Para a TSR Inc., editora do RPG Dungeons & Dragons e dos então onipresentes romances vinculados, Fonstad lançou “Atlas of the Dragonlance World” (1987) e “The Forgotten Realms Atlas” (1990), ambos itens colecionáveis muito procurados e ainda usados como material de referência por artistas que trabalham para a franquia.
“Seu trabalho é uma daquelas raras ocasiões em que mapas de fantasia conseguem se aproximar da ‘cartografia real’”, escreveu Francesca Baerald, uma artista contemporânea de mapas de Dungeons & Dragons, por e-mail. “A abordagem científica que ela seguiu e seu cuidado com cada pequeno detalhe é algo incrível.”
Seus atlas deram a Fonstad renome entre os leitores de fantasia, mas apenas uma renda modesta, que ela complementou ensinando geografia em tempo parcial para a Universidade de Wisconsin Oshkosh e trabalhando como fisioterapeuta. Na década de 1990, Fonstad fez mapas ocasionais para o TSR e a cidade de Oshkosh, mas dedicou mais tempo ao trabalho administrativo e cívico, incluindo um mandato no Conselho Municipal de Oshkosh.

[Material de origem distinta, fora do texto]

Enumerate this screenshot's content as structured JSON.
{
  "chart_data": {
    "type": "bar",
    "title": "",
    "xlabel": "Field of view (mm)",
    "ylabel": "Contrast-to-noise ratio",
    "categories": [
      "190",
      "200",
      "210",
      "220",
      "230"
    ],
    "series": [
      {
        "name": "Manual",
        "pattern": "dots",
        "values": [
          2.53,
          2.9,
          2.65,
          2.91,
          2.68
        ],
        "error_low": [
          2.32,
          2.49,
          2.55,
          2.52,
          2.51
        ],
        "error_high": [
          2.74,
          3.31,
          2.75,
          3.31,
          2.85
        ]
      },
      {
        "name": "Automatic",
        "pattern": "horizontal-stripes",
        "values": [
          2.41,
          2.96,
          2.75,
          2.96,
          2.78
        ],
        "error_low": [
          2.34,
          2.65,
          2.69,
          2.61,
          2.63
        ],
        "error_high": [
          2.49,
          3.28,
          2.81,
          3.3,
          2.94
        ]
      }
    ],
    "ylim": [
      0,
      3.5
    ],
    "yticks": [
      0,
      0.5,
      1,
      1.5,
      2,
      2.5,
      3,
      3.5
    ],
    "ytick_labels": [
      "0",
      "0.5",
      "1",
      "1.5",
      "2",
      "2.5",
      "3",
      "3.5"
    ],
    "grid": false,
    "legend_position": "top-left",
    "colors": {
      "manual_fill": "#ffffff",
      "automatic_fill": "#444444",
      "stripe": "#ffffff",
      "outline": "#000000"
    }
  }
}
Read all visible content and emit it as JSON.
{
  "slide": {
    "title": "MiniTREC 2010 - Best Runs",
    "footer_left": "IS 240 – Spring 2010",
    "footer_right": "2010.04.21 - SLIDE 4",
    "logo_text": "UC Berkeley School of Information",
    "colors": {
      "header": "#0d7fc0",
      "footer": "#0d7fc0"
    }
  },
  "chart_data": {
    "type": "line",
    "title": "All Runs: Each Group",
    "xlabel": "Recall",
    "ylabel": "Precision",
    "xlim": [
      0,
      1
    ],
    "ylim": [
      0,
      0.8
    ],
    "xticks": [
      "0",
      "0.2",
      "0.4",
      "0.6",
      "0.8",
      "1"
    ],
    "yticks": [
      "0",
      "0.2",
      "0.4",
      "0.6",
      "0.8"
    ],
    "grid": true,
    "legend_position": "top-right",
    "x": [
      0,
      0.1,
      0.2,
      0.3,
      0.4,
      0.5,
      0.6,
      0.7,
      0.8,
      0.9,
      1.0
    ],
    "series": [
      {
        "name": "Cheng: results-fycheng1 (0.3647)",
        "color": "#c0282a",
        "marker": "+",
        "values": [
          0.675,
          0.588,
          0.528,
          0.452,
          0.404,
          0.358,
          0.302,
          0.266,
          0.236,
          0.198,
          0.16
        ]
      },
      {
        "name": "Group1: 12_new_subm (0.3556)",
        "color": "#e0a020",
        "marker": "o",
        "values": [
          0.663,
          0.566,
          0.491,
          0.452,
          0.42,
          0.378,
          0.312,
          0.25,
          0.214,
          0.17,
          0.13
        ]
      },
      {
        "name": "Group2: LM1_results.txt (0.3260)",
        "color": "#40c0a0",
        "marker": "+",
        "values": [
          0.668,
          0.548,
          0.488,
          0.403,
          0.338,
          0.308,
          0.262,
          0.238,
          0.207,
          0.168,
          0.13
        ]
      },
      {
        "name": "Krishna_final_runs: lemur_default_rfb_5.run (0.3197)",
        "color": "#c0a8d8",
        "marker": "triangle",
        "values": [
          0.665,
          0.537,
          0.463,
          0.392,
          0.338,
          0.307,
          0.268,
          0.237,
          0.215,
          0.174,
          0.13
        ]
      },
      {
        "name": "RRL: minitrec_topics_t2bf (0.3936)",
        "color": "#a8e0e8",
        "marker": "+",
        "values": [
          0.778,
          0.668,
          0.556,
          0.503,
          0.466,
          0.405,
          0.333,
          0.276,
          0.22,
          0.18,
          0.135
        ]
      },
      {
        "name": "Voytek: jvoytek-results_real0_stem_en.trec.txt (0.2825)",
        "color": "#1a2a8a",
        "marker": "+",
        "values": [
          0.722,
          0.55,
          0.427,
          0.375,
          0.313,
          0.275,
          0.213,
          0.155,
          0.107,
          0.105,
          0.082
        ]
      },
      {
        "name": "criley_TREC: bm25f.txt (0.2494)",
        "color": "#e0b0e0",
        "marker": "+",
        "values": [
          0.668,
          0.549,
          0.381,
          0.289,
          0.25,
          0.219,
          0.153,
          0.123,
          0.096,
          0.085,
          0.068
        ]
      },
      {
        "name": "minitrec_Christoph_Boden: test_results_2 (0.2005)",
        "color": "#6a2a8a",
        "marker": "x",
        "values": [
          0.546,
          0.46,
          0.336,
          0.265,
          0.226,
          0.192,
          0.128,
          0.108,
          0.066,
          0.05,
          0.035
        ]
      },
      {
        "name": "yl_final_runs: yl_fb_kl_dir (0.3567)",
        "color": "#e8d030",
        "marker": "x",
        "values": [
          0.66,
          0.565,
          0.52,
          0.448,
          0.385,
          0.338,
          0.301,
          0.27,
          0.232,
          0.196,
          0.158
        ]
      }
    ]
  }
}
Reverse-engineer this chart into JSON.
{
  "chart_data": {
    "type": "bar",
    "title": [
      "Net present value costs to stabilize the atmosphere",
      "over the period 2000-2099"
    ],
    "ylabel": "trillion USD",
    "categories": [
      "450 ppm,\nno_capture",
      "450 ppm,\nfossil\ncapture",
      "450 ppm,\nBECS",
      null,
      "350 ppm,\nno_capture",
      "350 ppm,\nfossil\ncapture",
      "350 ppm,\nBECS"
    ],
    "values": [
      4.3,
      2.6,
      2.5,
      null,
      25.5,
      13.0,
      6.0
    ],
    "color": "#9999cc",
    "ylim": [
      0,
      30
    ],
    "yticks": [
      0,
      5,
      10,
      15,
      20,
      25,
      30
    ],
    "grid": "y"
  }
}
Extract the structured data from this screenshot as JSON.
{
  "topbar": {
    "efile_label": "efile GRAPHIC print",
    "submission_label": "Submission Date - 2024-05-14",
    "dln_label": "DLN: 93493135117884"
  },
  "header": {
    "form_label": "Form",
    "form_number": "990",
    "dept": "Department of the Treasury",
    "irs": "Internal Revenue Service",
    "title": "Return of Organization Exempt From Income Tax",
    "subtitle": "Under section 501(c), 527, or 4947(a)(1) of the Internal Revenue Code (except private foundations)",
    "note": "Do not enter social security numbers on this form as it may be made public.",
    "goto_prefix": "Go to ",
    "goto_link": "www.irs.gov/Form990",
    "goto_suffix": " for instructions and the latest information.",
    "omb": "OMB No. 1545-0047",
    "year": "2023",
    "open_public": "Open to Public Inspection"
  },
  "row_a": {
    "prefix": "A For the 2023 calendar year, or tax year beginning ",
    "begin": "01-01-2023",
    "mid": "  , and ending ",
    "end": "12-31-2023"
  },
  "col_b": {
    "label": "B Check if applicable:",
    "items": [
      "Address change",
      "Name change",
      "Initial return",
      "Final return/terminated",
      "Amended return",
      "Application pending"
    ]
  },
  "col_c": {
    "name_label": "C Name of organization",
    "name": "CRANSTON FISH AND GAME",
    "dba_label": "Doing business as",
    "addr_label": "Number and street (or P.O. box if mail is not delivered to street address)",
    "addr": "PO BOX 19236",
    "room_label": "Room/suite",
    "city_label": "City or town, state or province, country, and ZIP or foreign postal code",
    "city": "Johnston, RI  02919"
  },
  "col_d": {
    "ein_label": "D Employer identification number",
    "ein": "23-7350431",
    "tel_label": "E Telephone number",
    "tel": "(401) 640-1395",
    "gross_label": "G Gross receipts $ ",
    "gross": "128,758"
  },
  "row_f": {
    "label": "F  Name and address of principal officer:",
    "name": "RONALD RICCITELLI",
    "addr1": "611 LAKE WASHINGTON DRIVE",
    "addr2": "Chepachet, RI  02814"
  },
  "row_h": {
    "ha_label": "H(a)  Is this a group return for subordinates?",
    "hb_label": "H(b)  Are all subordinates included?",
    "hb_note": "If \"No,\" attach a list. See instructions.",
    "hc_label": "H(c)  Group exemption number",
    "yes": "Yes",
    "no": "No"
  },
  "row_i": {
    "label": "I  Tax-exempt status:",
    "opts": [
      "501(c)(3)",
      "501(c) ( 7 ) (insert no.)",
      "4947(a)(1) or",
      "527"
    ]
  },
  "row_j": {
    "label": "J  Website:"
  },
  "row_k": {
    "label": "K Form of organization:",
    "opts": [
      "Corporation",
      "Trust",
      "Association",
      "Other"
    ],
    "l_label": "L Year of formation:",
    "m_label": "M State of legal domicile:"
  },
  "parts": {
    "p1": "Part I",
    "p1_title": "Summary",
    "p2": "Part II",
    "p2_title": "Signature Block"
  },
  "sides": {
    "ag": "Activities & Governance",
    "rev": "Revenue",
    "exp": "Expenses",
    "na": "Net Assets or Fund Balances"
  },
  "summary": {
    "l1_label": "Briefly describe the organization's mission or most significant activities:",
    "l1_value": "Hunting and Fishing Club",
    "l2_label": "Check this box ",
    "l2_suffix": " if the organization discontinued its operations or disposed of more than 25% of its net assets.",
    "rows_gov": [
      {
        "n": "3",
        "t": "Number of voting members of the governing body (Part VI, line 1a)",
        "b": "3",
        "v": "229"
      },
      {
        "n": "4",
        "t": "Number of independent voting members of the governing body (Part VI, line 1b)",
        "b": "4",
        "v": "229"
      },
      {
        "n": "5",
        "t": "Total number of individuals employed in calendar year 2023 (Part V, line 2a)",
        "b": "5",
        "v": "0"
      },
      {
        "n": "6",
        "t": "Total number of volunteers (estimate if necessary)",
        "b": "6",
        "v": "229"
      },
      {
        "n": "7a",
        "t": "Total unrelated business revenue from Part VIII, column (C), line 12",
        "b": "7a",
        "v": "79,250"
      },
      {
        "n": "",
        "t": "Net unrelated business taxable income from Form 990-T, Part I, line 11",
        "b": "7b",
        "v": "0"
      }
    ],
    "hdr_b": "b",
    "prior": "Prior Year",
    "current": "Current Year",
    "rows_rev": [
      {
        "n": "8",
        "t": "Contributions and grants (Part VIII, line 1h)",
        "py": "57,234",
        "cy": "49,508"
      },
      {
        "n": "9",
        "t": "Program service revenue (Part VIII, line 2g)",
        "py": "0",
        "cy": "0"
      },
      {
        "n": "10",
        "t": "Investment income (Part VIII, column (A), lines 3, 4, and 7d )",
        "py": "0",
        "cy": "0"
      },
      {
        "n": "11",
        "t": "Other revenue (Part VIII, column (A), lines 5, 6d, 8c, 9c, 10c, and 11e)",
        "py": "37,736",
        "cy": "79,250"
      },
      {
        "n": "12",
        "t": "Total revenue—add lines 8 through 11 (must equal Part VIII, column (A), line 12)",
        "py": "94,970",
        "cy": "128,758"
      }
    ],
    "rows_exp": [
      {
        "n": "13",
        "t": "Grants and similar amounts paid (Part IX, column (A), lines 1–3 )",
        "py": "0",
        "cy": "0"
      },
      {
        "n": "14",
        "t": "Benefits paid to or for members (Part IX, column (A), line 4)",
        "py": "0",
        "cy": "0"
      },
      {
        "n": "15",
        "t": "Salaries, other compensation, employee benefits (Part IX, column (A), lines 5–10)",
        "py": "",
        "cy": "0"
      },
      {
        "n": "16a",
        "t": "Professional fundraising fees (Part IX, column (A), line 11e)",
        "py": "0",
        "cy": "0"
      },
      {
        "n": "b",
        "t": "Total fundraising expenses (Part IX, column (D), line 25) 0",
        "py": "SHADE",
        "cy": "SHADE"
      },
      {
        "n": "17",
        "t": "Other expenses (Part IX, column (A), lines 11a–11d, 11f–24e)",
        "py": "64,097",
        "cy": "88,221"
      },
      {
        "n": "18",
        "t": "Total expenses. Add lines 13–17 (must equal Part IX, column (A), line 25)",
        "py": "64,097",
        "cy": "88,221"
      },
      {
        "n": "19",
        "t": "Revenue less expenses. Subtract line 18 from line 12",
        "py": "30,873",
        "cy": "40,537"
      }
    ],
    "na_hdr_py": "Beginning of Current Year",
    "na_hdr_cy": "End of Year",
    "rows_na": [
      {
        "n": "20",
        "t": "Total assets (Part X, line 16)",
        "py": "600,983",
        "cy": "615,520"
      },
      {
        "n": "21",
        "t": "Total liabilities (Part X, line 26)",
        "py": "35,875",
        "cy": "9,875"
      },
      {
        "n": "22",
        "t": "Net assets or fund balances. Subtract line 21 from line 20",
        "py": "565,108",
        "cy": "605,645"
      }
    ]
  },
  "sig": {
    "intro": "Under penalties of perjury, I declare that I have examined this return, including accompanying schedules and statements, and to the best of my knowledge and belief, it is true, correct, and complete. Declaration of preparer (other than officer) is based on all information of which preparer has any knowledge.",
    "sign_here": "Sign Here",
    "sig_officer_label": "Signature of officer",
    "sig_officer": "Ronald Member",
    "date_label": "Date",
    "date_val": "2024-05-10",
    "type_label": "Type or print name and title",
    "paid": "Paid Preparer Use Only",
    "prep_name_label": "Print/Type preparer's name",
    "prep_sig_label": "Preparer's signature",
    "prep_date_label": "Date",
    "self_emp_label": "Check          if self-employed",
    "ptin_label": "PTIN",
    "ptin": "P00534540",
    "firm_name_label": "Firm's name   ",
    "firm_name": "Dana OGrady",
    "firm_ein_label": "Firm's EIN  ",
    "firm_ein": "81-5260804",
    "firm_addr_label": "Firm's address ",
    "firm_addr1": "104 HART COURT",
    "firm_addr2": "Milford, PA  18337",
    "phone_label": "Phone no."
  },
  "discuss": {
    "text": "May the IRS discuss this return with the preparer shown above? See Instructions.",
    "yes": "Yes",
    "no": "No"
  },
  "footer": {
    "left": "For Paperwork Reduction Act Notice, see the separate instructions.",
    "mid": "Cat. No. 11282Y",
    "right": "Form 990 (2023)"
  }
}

Ela foi diagnosticada com câncer de mama em 1998 e passou por quase sete anos de tratamento, remissão e recorrência. Durante esse tempo, ela começou a mapear CS Lewis “Crônicas de Nárnia”, mas o espólio de Lewis acabou negando a permissão para um atlas.
Fonstad morreu de complicações de câncer de mama em 11 de março de 2005, em sua casa em Oshkosh. Ela tinha 59 anos.
Apesar de toda a sua devoção aos mundos de fantasia, Fonstad ficou perplexa com a ascensão da cultura dos fãs. Ela raramente aceitava convites para convenções ou conferências, alegando que era muito sensível para receber críticas. Mas sua relutância diminuiu perto do fim de sua vida, como o filme “O Senhor dos Anéis”, de Peter Jackson. A trilogia de filmes tornou os personagens Frodo e Bilbo Bolseiro nomes conhecidos.
Em 2004, numa conferência em Atlanta, ela conheceu Alan Lee, o designer conceitual do filme vencedor do Oscar, que mencionou que seu atlas havia sido um recurso vital para sua equipe.
“Nada poderia ter deixado minha mãe mais feliz nos últimos meses de sua vida”, disse seu filho, Mark Fonstad, professor associado de geografia na Universidade de Oregon, em entrevista. “Ela gostou muito desses filmes, embora estivesse entre o 1% de pessoas que poderiam ter criticado cada diferença dos livros.”